Sometimes, the birds are so focused on their struggle that they don't realize they've landed in a parking lot — or in a tree above a house. Sometimes getting stuck in a tree as neither will let go.
Bald Eagle’s Talons
A Bald Eagle’s legs and toes need to be strong with a powerful grip to grasp and carry live fish. Bald Eagles have talons and no feathers on their legs. Bald Eagle doesn’t have feathers on their legs because they prey on fish; feather on their legs would drag on them, slowing them down.
A Bald Eagle’s foot is made up of four muscular toes, powerful enough to hang onto a fairly large fish as the Bald Eagle carries it through the air. The strong muscles in their legs, that when contracted clamp the tendons in the lower legs and toes down, closing all the talons together in a vice like grip.
The four toes each with a very serious claw called a talon. Three toes are face in forward part of the foot face forward but close backwoods, a fourth the hallux toe is on the back of the foot that faces backwoods but close forward to aid in gripping prey. The hallux talon is always longer then the other 3 talons. In the female the hallux is longer than the males. This is one way to tell the gender of the Bald Eagle. These hallux talons are almost 2 inches long on the female and about an inch and a quarter on the males. These talons are capable of exerting force of 1000 pounds of pressure per square inch. The talons are similar to a dog’s nails. These talons are sickle shaped and razor sharp. Upon spotting a fish, the Bald Eagle will swoop down and grab it with their sharp talons. When an eagle makes contact with its prey, the force of the impact drives the back talon into the side of the victim as the other three encircle it. These talons are good for hunting and as defense for the Bald Eagle. A Bald Eagle is a raptor, a raptor by definition is a carnivorous medium- to large-sized bird and like other raptor, Bald Eagles feet close through a ratcheting mechanism, which enables them to tightly grasp a struggling snake or rabbit. But once an eagle closes its claws, it can have a hard time opening them — and that is how the eagles can become stuck together.

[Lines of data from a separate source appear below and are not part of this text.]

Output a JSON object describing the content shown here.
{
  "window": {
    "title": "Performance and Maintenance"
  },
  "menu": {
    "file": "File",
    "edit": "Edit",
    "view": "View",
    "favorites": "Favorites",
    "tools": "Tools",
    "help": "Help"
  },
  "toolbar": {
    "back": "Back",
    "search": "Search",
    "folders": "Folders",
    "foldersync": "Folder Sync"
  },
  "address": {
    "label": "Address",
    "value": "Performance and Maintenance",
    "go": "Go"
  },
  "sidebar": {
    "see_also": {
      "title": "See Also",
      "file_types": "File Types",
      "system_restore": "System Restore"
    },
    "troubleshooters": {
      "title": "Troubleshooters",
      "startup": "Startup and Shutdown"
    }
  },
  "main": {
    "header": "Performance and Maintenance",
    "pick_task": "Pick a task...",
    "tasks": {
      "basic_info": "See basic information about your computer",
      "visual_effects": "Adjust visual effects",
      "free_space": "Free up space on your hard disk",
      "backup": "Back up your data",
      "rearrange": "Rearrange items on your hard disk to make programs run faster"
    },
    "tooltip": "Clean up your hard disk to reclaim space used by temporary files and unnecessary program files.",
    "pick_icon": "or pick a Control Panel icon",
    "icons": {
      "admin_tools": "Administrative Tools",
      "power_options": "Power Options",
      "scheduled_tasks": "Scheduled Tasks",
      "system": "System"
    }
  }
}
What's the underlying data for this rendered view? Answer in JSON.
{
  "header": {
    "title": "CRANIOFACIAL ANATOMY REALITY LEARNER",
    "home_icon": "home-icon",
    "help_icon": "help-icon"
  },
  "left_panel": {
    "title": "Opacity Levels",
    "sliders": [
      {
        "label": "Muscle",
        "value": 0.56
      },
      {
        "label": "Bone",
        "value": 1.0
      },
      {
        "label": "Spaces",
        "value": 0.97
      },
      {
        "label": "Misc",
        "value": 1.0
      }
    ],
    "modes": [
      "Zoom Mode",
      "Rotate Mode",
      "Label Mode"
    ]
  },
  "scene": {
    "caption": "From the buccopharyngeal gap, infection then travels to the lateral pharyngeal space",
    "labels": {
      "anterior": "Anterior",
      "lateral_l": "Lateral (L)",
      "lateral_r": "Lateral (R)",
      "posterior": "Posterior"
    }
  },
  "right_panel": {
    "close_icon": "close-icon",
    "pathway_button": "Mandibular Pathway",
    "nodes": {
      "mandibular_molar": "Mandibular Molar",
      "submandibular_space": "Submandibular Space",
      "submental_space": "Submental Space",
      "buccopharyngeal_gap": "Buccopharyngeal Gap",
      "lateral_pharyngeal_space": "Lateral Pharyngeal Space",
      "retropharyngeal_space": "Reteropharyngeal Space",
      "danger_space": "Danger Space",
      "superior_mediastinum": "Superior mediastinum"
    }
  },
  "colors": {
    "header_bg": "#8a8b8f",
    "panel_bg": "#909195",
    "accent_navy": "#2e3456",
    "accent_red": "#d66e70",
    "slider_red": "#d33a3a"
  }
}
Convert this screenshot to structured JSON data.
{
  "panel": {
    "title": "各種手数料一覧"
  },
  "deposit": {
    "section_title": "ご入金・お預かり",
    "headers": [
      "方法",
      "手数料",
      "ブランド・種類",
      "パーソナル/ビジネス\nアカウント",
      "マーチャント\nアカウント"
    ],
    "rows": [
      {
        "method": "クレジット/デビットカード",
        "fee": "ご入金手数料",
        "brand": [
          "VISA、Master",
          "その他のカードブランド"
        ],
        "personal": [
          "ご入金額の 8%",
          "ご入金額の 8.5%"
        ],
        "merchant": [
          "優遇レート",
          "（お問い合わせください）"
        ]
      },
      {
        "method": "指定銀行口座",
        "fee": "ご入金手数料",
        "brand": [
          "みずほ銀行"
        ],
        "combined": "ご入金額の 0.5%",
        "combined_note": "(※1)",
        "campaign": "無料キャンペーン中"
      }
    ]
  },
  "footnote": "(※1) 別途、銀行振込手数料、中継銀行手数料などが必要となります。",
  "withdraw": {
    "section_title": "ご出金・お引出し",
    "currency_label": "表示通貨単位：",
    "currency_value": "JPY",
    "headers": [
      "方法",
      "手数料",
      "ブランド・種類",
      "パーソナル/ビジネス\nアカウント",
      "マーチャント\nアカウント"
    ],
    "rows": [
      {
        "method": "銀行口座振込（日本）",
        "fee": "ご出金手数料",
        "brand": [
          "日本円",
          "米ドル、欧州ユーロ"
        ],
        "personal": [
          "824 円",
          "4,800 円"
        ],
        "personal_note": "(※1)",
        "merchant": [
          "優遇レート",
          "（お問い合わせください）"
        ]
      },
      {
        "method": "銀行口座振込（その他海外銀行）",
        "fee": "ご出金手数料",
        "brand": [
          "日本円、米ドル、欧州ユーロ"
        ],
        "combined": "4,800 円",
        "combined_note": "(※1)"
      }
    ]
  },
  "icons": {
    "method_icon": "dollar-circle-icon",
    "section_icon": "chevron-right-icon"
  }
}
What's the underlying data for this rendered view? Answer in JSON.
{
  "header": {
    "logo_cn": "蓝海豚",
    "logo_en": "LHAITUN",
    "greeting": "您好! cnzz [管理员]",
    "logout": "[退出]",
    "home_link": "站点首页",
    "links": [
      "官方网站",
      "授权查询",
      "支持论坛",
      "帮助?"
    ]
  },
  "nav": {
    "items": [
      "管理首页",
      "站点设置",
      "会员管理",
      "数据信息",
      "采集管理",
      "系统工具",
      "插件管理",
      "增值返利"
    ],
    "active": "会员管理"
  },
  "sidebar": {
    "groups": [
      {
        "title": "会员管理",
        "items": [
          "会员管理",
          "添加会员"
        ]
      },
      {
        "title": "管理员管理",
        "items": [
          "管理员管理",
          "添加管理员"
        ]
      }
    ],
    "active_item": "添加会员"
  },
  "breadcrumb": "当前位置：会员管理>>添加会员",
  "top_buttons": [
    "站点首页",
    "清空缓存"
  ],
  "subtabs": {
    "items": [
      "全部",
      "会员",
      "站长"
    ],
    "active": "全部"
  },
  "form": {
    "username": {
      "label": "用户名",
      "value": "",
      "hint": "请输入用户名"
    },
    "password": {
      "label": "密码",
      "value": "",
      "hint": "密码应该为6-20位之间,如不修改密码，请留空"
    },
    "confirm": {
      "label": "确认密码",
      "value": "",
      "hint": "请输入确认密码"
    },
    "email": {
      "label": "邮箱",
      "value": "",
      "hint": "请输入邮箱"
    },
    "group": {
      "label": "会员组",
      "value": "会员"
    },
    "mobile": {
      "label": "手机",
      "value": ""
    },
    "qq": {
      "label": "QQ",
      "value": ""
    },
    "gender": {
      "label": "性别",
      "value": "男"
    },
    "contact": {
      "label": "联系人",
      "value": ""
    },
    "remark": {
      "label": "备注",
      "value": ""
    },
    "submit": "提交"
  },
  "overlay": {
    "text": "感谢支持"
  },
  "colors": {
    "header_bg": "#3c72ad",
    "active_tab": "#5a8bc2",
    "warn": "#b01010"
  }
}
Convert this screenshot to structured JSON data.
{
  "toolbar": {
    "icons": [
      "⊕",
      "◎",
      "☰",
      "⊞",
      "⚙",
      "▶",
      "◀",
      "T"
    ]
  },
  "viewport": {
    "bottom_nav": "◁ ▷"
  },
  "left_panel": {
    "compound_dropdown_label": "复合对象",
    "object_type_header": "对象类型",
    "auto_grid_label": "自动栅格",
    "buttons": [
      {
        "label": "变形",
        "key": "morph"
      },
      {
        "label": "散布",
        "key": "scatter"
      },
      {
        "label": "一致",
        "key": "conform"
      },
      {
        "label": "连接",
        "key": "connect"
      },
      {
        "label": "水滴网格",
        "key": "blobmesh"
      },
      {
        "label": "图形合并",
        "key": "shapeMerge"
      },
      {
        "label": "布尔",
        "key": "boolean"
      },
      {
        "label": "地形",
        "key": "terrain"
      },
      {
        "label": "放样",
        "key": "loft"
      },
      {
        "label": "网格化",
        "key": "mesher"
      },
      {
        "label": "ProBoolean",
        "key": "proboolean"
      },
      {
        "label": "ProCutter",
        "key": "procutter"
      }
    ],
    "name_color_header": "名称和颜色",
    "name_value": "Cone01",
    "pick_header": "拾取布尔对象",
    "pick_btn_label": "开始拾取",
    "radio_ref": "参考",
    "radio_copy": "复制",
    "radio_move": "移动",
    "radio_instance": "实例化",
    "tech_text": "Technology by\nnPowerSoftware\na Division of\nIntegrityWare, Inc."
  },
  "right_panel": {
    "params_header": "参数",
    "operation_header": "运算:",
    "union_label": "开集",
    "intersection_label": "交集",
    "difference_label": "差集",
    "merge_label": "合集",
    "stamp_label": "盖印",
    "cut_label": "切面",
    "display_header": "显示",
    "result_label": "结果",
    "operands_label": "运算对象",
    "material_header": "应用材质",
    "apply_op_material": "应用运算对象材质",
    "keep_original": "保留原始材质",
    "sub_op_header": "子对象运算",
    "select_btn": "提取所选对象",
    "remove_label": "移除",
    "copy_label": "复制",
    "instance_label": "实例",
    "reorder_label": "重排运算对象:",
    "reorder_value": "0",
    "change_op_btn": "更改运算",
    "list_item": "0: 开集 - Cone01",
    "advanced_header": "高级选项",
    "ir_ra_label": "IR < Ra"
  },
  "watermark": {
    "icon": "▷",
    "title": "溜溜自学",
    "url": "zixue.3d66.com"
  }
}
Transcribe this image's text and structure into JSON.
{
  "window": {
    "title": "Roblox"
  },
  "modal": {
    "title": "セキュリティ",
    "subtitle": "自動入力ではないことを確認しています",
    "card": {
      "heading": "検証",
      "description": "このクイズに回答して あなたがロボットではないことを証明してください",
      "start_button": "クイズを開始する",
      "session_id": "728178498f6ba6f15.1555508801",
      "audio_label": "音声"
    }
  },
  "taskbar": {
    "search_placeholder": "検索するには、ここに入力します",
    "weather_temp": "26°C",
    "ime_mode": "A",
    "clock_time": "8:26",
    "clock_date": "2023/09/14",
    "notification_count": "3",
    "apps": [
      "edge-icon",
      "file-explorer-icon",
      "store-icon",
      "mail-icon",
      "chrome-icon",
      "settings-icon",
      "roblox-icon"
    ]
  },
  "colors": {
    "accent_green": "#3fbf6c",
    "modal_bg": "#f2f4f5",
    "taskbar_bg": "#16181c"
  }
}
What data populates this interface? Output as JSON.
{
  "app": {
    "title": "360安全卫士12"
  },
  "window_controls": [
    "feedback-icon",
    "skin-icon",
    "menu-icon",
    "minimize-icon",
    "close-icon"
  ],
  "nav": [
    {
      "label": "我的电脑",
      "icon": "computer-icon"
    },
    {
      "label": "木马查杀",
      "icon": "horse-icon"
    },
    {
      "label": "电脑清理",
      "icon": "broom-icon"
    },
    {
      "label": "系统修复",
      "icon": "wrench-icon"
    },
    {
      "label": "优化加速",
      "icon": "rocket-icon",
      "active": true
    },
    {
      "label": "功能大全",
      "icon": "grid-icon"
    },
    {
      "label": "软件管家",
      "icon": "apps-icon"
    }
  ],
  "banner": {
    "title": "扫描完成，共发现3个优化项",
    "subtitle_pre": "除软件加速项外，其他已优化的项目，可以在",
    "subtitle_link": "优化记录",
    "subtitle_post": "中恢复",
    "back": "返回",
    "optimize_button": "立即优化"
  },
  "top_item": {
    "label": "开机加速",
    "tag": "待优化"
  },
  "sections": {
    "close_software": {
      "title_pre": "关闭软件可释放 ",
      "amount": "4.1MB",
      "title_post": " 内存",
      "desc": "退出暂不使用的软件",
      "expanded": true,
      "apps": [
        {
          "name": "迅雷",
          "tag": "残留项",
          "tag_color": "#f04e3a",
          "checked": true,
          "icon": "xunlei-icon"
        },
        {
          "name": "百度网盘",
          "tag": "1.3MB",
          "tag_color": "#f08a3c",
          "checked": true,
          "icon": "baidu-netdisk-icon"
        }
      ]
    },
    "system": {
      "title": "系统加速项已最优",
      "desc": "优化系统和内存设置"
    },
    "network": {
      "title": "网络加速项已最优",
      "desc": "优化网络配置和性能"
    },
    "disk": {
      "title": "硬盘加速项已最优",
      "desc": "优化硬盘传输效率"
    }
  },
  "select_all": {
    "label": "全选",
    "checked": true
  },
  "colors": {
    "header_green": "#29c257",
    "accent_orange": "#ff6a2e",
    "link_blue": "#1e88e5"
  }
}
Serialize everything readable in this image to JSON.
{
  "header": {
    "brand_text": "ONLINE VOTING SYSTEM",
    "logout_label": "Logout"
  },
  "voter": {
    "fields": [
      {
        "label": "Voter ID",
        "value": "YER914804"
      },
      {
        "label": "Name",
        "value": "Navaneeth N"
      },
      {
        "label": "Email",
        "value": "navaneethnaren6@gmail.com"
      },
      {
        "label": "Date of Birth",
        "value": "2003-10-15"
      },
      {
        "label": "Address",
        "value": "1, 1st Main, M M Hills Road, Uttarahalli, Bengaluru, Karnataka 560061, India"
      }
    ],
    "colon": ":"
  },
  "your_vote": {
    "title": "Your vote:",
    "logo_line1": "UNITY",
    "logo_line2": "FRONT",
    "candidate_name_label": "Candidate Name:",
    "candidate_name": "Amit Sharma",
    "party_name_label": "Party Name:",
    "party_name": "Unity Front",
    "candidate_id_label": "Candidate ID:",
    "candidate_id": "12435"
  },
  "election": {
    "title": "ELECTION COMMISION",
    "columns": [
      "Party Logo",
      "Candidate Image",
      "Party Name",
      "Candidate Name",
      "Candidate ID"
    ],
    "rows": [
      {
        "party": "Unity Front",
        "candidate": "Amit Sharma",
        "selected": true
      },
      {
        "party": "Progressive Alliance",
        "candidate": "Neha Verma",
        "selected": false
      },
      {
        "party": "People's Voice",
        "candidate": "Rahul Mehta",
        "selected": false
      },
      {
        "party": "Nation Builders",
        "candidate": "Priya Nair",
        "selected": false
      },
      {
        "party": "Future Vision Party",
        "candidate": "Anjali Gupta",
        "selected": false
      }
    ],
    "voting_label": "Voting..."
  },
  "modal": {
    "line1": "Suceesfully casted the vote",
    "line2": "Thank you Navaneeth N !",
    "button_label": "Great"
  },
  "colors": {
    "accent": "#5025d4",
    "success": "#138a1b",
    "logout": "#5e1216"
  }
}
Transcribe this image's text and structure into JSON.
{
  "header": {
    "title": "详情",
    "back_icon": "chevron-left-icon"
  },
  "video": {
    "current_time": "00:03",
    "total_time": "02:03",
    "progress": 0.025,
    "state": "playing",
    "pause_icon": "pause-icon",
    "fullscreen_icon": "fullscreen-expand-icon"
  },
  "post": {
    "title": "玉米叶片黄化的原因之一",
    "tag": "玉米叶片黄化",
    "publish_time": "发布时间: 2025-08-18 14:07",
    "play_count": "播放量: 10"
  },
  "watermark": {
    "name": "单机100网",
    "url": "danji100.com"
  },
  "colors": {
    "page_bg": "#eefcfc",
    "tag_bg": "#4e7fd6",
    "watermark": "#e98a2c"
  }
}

They get excited and scared and their feet start tensing up and they can't release, then they come crashing down. Sometimes one bird is seriously injured and sometimes they're just stunned, other times they may fight until one or both birds die.
For what I have found out a Bald Eagle fights to steal food, to protect their nesting Territory rights and their young and their mating ritual also seems to be a fight between the male and female. I would not want to be grasped by the Bald Eagles talons.